Dicho de otro modo, las nuevas cualidades tecnológicas de los repertorios tecnológicos, permiten recrear la cultura oral y las memorias de diferentes tiempos culturales, en entornos multimediales y plurilingüísticos y, son favorables para pequeños colectivos que con escasos recursos se conecten unos con otros y participen de esfuerzos sociales globales. Dichas acciones políticas constituyen un nuevo estado de cosas para aquellas subjetividades que anteriormente estaban aisladas de las esferas públicas más amplias y de las inciativas sociales transnacionales. En ello hay un gran potencial de transformación de una nueva configuración tecnosocial en el que pueden emerger sujetos colectivos como agentes clave en redes globales sin tener que abandonar el papel que desempeñan en sus comunidades locales y sin olvidar, como se señaló antes, las otras “opresiones” que se viven en diversos planos de la vida diaria.

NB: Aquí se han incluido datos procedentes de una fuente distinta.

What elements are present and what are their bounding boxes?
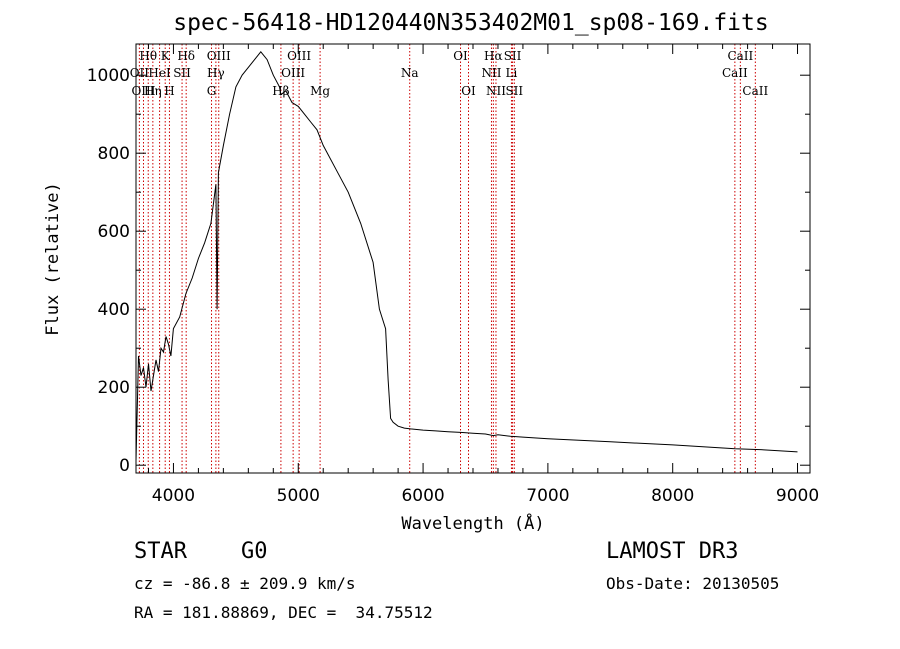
y-tick-label: 200	[98, 378, 130, 398]
spectral-line-label: CaII	[722, 66, 748, 80]
spectral-line-label: NII	[486, 84, 506, 98]
spectrum-line	[135, 51, 798, 462]
spectral-line-label: OIII	[281, 66, 305, 80]
spectral-line-label: OIII	[207, 49, 231, 63]
x-tick-label: 9000	[776, 486, 819, 506]
spectral-line-label: CaII	[742, 84, 768, 98]
spectral-line-label: OI	[453, 49, 468, 63]
spectral-line-label: Hγ	[207, 66, 225, 80]
spectral-line-label: G	[207, 84, 217, 98]
spectrum-layer	[135, 51, 798, 462]
spectral-line-label: CaII	[727, 49, 753, 63]
spectral-line-label: Hη	[144, 84, 162, 98]
spectral-line-label: Na	[401, 66, 419, 80]
redshift-cz: cz = -86.8 ± 209.9 km/s	[134, 574, 356, 593]
x-tick-label: 5000	[277, 486, 320, 506]
spectral-line-label: NII	[481, 66, 501, 80]
spectral-line-label: K	[161, 49, 171, 63]
spectral-line-label: OII	[130, 66, 150, 80]
obs-date: Obs-Date: 20130505	[606, 574, 780, 593]
x-tick-label: 6000	[401, 486, 444, 506]
spectral-line-label: SII	[173, 66, 191, 80]
y-tick-label: 1000	[87, 66, 130, 86]
ra-dec: RA = 181.88869, DEC = 34.75512	[134, 603, 433, 622]
x-tick-label: 4000	[152, 486, 195, 506]
spectral-line-label: SII	[504, 49, 522, 63]
plot-frame	[135, 43, 811, 474]
y-tick-label: 400	[98, 300, 130, 320]
spectral-line-label: OIII	[287, 49, 311, 63]
y-tick-label: 600	[98, 222, 130, 242]
object-subclass: G0	[241, 539, 268, 564]
spectral-line-label: Mg	[310, 84, 330, 98]
y-axis-ticks: 0 200 400 600 800 1000	[87, 66, 810, 476]
x-axis-label: Wavelength (Å)	[401, 512, 544, 534]
spectral-line-labels: Hθ OII OIII K HeI Hη H Hδ SII OIII Hγ G OIII OIII Hβ Mg…	[130, 49, 769, 98]
spectral-line-label: Li	[506, 66, 518, 80]
x-tick-label: 8000	[651, 486, 694, 506]
chart-title: spec-56418-HD120440N353402M01_sp08-169.f…	[173, 10, 768, 36]
spectral-line-label: Hθ	[139, 49, 157, 63]
spectral-line-label: OI	[461, 84, 476, 98]
spectral-line-label: SII	[505, 84, 523, 98]
spectral-line-label: Hβ	[272, 84, 289, 98]
spectral-line-label: Hα	[484, 49, 503, 63]
object-class: STAR	[134, 539, 187, 564]
spectral-line-label: OIII	[131, 84, 155, 98]
spectral-line-label: H	[164, 84, 174, 98]
y-axis-label: Flux (relative)	[43, 182, 63, 336]
spectral-lines-layer	[138, 44, 756, 473]
y-tick-label: 0	[119, 456, 130, 476]
x-tick-label: 7000	[526, 486, 569, 506]
y-tick-label: 800	[98, 144, 130, 164]
survey-name: LAMOST DR3	[606, 539, 739, 564]
x-axis-ticks: 4000 5000 6000 7000 8000 9000	[147, 44, 819, 506]
spectral-line-label: HeI	[148, 66, 171, 80]
spectral-line-label: Hδ	[177, 49, 195, 63]
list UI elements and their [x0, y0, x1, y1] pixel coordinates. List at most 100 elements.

Por esto se considera que estos colectivos están reinterpretando las tecnologías como ambientes para la acción política, a nivel personal y colectivo, como lo muestra este estudio a través del caso de Vilma Almendra, una joven líder del Tejido de Comunicaciones.

Finalmente es necesario volver a llamar la atención sobre el carácter paradójico, ambiguo y contingente de esta nueva condición tecnosocial, pues como se ha venido insistiendo en este texto, las cualidades de los nuevos repertorios tecnológicos se expresan, se actualizan de maneras diferentes, dependiendo de las configuraciones sociales y culturales en que se materializan. Por lo tanto, en algunos casos, los resultados de dicho encuentro tecnosocial pueden ser de carácter horizontal, distribuidos y participativos, o ser mixtos como en el caso de ACIN donde convergen estructuras jerárquicas, con experiencias participativas como las asambleas, las mingas, las consultas populares, pero, en otros, esas mismas tecnologías pueden contribuir a mayores niveles de control, concentración de poder y homogenización social favorable a los mercados y al capital, incluso en movimientos que propugnan la libertad y mundos alternativos, como sucede con algunos colectivos del software libre y de los que no se hablará aquí.

POLÍTICA,TECNOLOGÍAS E INVESTIGACIÓN EDUCATIVA

El planteamiento que se ha expuesto intenta eludir, por una parte, la persistente tendencia a considerar la tecnología como necesariamente dominante, patriarcal, o saqueadoras de la condición humana y, por otra, la tentación de esencializar los sujetos colectivos (las mujeres, los indígenas, etc). Por el contrario aquí se propone, desde un enfoque socioconstructivista, materialista, ver el trabajo humano, las obras y los vínculos, la agencia y las redes, como una forma de esperanza y de poetización de la vida desde las cuales comprender el sentido y potencialidad de los repertorios tecnológicos. A continuación y, de manera muy sintética, me propongo presentar los aspectos que considero son de mayor novedad en este estudio y que están ‘tejidos’ en relación con los numerales antes desarrollados.

La investigación tuvo que enfrentar diversas preguntas que aparecieron de manera compleja en sus inicios: ¿Cómo entender la relación que un movimiento indígena establece con los repertorios tecnológicos cuando se tiende a creer —quizás como parte de nuestros estereotipos “urbano” y “académico”—, que son tan distantes de su experiencia cultural, marcada fuertemente por lo territorial y la oralidad? ¿Cómo dar cuenta, más allá de los actuales discursos de la subutilización tecnológica o de la celebración del encuentro entre movimientos sociales y la red, de las maneras en que, en la cotidianidad, se van reconfigurando los sujetos sociales y las tecnologías, o la manera en que se configura tecnológicamente una experiencia social?